How we cite our quotes: (Chapter.Paragraph)
Quote #7
We travelled here in the sealed wagons; we saw our women and our children leave towards nothingness; we, transformed into slaves, have marched a hundred times backwards and forwards to our silent labors, killed in our spirit long before our anonymous death. No one must leave here and so carry to the world, together with the sign impressed on his skin, the evil tidings of what man's presumption made of man in Auschwitz. (4.79)
What does Levi mean by this? What do you think he's referring to when he says "man's presumption"?
Quote #8
The bell rings suddenly for the last ceremony of the day: "Wer hat kaputt die Schuhe?" (who has broken shoes?), and at once the noise of forty or fifty claimants to the exchange breaks out as they rush towards the Tagesraum in desperate haste, well knowing that only the first ten, on the best of hypotheses, will be satisfied. (5.12)

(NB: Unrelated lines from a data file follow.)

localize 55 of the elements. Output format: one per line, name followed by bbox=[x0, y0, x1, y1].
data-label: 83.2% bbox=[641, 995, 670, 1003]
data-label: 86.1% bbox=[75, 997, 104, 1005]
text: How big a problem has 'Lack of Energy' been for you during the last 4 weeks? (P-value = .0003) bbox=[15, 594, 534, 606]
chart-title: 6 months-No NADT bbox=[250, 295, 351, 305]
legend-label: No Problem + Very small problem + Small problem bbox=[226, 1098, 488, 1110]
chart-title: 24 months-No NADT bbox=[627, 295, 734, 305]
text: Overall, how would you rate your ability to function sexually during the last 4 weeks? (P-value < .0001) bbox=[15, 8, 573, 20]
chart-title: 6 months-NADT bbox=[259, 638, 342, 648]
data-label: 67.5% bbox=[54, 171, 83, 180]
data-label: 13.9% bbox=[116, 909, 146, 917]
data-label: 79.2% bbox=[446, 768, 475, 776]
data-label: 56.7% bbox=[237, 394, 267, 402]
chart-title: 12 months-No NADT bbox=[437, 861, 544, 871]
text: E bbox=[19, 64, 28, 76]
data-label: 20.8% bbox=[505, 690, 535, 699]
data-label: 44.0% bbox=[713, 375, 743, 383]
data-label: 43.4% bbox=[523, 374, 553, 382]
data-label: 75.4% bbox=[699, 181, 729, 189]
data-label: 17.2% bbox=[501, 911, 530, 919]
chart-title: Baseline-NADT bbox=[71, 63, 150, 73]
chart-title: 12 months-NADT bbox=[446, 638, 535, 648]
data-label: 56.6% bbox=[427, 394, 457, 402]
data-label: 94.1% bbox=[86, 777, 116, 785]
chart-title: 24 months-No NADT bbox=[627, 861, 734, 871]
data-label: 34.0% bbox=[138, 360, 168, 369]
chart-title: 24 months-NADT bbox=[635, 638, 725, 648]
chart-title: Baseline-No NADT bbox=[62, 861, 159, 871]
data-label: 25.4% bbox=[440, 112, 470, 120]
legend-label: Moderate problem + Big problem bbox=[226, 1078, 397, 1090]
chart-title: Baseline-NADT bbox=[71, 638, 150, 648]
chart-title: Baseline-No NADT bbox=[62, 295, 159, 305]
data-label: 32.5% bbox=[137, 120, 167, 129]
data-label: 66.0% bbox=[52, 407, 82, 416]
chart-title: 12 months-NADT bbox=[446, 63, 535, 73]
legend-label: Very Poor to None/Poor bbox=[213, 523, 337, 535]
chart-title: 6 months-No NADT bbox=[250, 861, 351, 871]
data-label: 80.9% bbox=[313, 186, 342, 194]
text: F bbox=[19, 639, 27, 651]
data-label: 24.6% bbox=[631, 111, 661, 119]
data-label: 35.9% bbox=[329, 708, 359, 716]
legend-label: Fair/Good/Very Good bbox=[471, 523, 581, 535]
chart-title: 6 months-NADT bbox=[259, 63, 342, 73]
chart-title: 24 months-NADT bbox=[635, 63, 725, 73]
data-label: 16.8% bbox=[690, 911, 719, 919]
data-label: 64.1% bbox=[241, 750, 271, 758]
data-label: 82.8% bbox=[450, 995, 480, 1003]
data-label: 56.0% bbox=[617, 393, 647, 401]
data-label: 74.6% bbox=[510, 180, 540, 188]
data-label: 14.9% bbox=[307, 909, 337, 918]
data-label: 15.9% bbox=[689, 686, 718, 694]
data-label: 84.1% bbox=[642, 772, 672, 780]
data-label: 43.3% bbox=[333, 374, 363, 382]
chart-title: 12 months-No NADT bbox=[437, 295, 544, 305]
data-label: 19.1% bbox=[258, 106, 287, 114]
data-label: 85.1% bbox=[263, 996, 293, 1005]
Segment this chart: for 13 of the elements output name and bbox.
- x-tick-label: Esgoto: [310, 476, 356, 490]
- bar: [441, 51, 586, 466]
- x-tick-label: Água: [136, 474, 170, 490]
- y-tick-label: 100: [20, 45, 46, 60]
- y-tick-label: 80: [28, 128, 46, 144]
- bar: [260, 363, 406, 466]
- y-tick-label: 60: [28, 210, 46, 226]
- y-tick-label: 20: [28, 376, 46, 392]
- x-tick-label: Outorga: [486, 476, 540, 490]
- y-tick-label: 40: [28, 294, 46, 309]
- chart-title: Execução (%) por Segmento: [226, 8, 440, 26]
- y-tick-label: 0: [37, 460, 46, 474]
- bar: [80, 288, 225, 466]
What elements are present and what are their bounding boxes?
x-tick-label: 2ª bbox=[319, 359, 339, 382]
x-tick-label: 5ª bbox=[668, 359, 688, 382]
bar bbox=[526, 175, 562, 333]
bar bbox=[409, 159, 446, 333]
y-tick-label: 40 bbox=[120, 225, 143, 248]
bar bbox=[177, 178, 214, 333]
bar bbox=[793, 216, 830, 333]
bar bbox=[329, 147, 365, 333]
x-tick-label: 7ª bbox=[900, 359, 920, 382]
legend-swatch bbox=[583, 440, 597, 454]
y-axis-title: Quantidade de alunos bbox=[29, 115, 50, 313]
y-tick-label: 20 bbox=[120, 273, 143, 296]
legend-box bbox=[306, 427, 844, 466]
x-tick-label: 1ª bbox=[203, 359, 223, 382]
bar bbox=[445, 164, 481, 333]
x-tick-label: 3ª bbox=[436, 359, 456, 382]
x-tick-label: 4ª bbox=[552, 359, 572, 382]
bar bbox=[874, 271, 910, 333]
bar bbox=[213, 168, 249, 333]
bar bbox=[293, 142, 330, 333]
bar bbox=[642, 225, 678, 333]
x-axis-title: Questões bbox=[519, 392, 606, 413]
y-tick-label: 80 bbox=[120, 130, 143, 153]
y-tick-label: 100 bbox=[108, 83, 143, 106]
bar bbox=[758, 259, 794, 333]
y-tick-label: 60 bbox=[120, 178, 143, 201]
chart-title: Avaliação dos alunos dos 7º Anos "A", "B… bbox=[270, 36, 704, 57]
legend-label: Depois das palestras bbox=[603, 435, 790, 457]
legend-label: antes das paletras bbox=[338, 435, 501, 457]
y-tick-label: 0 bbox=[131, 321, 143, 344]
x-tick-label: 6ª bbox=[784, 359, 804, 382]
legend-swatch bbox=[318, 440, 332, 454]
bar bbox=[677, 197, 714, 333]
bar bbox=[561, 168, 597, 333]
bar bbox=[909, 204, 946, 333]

"Ceremony" here is almost certainly ironic. Think about what a ceremony entails: it's usually a careful, reverent ritual that commemorates some momentous event, like a graduation ceremony. Here, the ceremony is for choosing shoes. And it's far from a careful undertaking. Instead, the prisoners get a few seconds to look at a pile of shoes and choose two that they think will fit. Remember how important shoes are: poorly-fitting ones can spell death for their owner. This makes the shoe-changing ceremony fraught with all kinds of dangers.
Quote #9
In conclusion: theft in Buna, punished by the civil direction, is authorized and encouraged by the SS; theft in camp, severely repressed by the SS, is considered by the civilians as a normal exchange operation; theft among Häftlinge is generally punished, but the punishment strikes the thief and the victim with equal gravity. We now invite the reader to contemplate the possible meaning in the Lager of the words "good" and "evil," "just" and "unjust"; let everybody judge, on the basis of the picture we have outlined and of the examples given above, how much of our ordinary moral world could survive on this side of the barbed wire. (8.28)
Normal morality and ethics just cannot be applied to the goings on in Auschwitz. Everyone has to do what they must to survive. Also notice how Levi lapses into "we" here. He's using a collective voice that emphasizes the "bearing witness" aspect of his text.